The College Board then released an updated curriculum earlier this month that the DeSantis administration eagerly took credit for. But over the weekend, the nonprofit accused the administration of lying about the content of the class and the state’s communication with the College Board about the course. The College Board also apologized for not fighting DeSantis’s characterization of the course more forcefully. 

“We deeply regret not immediately denouncing the Florida Department of Education’s slander, magnified by the DeSantis administration’s subsequent comments, that African American Studies ‘lacks educational value,’” the College Board said in a statement Saturday. “Florida is attempting to claim a political victory by taking credit retroactively for changes we ourselves made but that they never suggested to us.” 

DeSantis said Tuesday that Florida has other options for students to receive college credit, including dual enrollment at high school and colleges, or programs like International Baccalaureate. “I don’t think anyone should be concerned about our high school students having opportunities, they absolutely will,” DeSantis said. 

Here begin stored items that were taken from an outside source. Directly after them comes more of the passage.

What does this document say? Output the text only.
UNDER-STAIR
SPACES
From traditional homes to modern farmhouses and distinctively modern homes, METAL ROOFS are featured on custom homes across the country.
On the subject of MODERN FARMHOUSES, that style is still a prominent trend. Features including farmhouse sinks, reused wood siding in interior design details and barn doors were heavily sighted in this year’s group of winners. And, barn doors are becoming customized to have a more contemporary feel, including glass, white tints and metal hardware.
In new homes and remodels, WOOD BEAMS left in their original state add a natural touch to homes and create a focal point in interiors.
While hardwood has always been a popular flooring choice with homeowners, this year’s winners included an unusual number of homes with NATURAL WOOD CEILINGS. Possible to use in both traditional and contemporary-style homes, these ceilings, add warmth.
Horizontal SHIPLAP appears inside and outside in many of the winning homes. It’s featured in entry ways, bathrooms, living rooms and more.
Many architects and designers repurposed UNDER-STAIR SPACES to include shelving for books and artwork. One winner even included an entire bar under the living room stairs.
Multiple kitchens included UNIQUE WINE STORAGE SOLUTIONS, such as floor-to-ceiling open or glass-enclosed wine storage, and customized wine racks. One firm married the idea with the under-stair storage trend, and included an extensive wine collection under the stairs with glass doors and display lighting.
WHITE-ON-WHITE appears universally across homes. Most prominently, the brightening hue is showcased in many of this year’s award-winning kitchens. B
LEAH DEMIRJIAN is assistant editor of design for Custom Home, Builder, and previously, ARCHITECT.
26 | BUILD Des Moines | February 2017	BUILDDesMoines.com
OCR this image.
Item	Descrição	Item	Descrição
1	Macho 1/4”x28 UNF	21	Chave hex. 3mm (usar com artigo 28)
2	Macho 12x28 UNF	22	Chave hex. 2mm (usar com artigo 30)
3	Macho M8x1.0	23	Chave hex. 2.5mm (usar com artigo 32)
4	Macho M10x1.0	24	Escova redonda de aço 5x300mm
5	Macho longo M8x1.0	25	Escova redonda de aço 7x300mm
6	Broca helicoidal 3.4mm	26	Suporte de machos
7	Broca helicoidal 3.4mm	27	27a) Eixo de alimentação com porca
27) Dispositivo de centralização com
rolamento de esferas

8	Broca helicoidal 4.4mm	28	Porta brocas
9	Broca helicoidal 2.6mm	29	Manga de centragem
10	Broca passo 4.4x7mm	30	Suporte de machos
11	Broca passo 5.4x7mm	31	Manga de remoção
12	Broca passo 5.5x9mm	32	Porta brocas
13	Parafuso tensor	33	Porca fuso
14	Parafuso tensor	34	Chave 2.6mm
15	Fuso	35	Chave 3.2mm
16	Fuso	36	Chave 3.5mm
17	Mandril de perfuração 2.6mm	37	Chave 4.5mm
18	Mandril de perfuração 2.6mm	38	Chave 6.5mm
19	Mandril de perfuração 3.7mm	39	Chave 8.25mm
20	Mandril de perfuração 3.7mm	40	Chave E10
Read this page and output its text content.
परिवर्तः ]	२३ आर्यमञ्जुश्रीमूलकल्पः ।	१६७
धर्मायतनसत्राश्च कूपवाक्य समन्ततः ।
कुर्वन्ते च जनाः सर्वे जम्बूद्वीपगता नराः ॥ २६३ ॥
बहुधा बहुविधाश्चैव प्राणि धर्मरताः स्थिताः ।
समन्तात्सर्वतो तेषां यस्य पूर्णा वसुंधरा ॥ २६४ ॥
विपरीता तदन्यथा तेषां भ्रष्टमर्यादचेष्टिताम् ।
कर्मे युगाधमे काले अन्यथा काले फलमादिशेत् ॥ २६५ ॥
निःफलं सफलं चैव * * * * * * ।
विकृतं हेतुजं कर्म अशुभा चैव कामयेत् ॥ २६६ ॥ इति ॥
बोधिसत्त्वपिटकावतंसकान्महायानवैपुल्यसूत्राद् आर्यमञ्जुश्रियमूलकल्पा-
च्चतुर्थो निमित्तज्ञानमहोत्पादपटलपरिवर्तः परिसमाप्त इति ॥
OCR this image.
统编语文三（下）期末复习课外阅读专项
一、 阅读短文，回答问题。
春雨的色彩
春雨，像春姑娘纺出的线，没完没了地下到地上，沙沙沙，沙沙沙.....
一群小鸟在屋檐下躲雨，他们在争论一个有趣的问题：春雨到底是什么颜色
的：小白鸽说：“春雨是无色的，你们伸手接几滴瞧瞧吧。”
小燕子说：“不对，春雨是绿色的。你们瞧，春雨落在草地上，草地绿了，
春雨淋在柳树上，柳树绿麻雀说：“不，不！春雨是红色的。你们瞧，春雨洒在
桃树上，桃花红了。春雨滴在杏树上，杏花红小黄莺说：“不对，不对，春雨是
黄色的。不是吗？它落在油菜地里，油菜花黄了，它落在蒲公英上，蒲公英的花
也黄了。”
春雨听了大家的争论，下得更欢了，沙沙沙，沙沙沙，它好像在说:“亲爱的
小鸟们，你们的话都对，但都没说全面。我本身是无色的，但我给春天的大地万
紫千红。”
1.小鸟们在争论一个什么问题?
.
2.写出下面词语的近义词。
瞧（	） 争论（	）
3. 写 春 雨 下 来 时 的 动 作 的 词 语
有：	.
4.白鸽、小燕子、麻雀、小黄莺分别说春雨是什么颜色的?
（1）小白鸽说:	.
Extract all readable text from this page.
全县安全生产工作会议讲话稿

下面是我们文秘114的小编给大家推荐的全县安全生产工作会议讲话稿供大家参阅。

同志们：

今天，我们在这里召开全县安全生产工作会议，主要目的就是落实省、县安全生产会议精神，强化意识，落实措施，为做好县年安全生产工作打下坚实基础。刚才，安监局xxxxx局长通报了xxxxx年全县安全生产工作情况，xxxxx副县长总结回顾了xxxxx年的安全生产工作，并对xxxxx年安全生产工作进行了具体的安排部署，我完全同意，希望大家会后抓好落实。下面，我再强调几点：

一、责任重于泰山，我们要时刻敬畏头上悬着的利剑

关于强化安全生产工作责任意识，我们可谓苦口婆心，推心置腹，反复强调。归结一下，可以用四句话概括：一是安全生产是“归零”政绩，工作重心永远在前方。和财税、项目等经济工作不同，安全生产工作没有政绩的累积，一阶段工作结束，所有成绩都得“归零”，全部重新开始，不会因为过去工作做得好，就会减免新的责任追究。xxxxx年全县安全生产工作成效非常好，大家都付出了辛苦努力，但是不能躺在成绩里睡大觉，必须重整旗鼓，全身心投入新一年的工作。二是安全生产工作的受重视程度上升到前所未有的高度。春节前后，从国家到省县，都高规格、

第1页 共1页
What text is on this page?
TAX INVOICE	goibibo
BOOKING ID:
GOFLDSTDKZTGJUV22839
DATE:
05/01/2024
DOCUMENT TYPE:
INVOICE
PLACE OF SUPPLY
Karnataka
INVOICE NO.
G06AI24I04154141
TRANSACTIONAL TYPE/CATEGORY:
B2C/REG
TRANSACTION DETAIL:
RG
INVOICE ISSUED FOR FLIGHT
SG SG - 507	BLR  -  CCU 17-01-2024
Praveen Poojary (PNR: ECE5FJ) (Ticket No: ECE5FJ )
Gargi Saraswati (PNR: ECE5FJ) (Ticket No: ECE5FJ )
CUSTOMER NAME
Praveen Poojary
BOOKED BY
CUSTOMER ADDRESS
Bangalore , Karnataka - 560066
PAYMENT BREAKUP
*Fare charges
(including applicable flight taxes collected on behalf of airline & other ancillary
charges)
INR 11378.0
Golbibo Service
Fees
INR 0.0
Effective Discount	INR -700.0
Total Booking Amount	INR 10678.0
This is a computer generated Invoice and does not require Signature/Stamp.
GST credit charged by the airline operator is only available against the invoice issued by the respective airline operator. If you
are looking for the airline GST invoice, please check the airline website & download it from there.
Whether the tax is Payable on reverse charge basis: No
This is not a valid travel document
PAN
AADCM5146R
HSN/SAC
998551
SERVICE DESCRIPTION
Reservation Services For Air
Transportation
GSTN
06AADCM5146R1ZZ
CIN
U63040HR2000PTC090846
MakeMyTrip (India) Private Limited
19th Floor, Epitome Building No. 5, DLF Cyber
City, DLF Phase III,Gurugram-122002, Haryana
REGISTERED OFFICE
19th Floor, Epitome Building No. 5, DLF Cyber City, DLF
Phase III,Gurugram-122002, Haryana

But the IB Diploma Programme for high school students, while known for being academically rigorous, is offered at far fewer schools in the U.S.—just 942 nationwide, according to the organization. In Florida alone, more than 1,000 schools offered AP classes in 2022

The president of the Florida Education Association, the statewide teachers’ union, slammed DeSantis’s suggestion Tuesday and said it would hamper educational opportunities for Florida kids. 

“I want my daughter to be able to take AP classes, and for the governor to say he’s going to get in the way of that because he has a political agenda ahead of my own kids’ best interest, that’s wrong,” FEA president Andrew Spar told Orlando-based WESH Tuesday. “Every parent should be upset that the governor is playing politics with their child’s education.”